There
are no brick wall filters. Basically all digital filters have ripple
in the stopband due to the basis in the sinc (sin(x)/x) function. FFT's
also have aliased ripple out past their 'stop' band; this is controlled
with the windowing function used. The less the stopband ripple, the
wider (in terms of bins) the passband is (for any given bin). The
reason this is so is due to the way discrete Fourier transforms
(including the FFT) assume that the data being transformed is periodic;
the problem occurs when the signal period doesn't end exactly on the
DFT's boundaries. The response of the default rectangular window for
all frequencies except multiples of the FFT frequency (sampling rate divided by number of points)

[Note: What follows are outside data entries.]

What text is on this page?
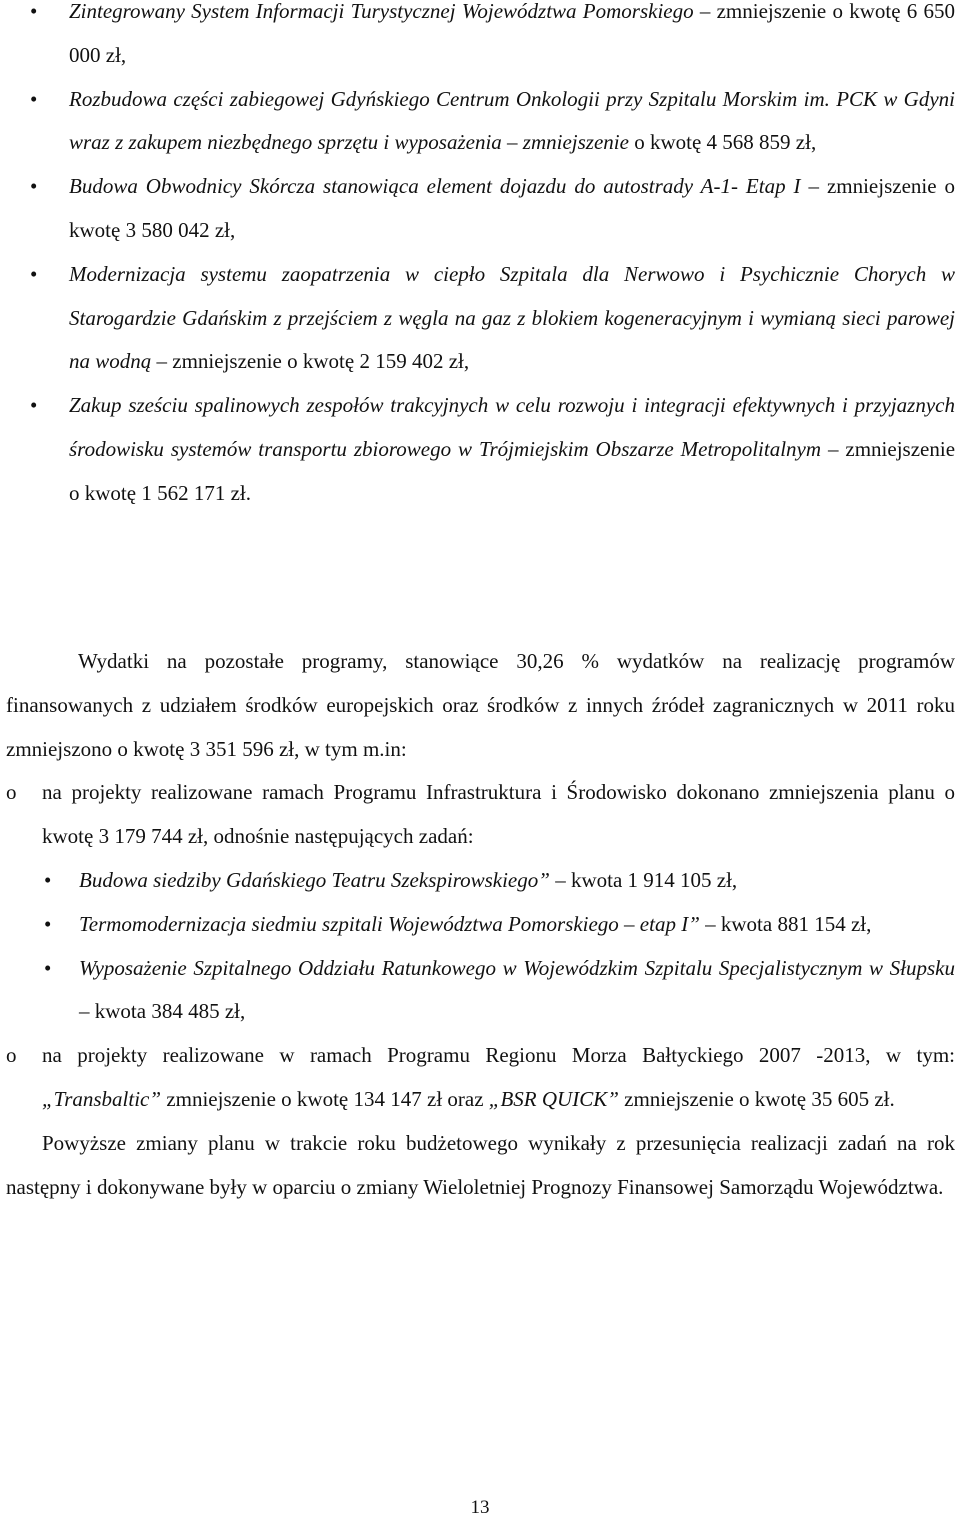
• Zintegrowany System Informacji Turystycznej Województwa Pomorskiego – zmniejszenie o kwotę 6 650 000 zł,
• Rozbudowa części zabiegowej Gdyńskiego Centrum Onkologii przy Szpitalu Morskim im. PCK w Gdyni wraz z zakupem niezbędnego sprzętu i wyposażenia – zmniejszenie o kwotę 4 568 859 zł,
• Budowa Obwodnicy Skórcza stanowiąca element dojazdu do autostrady A-1- Etap I – zmniejszenie o kwotę 3 580 042 zł,
• Modernizacja systemu zaopatrzenia w ciepło Szpitala dla Nerwowo i Psychicznie Chorych w Starogardzie Gdańskim z przejściem z węgla na gaz z blokiem kogeneracyjnym i wymianą sieci parowej na wodną – zmniejszenie o kwotę 2 159 402 zł,
• Zakup sześciu spalinowych zespołów trakcyjnych w celu rozwoju i integracji efektywnych i przyjaznych środowisku systemów transportu zbiorowego w Trójmiejskim Obszarze Metropolitalnym – zmniejszenie o kwotę 1 562 171 zł.
Wydatki na pozostałe programy, stanowiące 30,26 % wydatków na realizację programów finansowanych z udziałem środków europejskich oraz środków z innych źródeł zagranicznych w 2011 roku zmniejszono o kwotę 3 351 596 zł, w tym m.in:
o na projekty realizowane ramach Programu Infrastruktura i Środowisko dokonano zmniejszenia planu o kwotę 3 179 744 zł, odnośnie następujących zadań:
• Budowa siedziby Gdańskiego Teatru Szekspirowskiego” – kwota 1 914 105 zł,
• Termomodernizacja siedmiu szpitali Województwa Pomorskiego – etap I” – kwota 881 154 zł,
• Wyposażenie Szpitalnego Oddziału Ratunkowego w Wojewódzkim Szpitalu Specjalistycznym w Słupsku – kwota 384 485 zł,
o na projekty realizowane w ramach Programu Regionu Morza Bałtyckiego 2007 -2013, w tym: „Transbaltic” zmniejszenie o kwotę 134 147 zł oraz „BSR QUICK” zmniejszenie o kwotę 35 605 zł.
Powyższe zmiany planu w trakcie roku budżetowego wynikały z przesunięcia realizacji zadań na rok następny i dokonywane były w oparciu o zmiany Wieloletniej Prognozy Finansowej Samorządu Województwa.
13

is the sinc function, and the ripple out of band (out of each bin's
band) is 12dB down for the first sidelobe, and the sidelobes roll off at
the leisurely rate of 6dB per octave. This is the 'tail' you see on
narrow spectral features in FFT's.
So, since there is spectral leakage from bin to bin, if you zero out the bins you don't want and do an inverse FFT, you will get spectral leakage from the bins you want into the frequencies whose bins you zeroed, and the leakage is defined by the window (which just happens to have the same shape as a filter kernel, but I digress). Adding points on an FFT is basically the same thing as adding taps on a filter, both computationally (in terms of CPU load) and spectrally.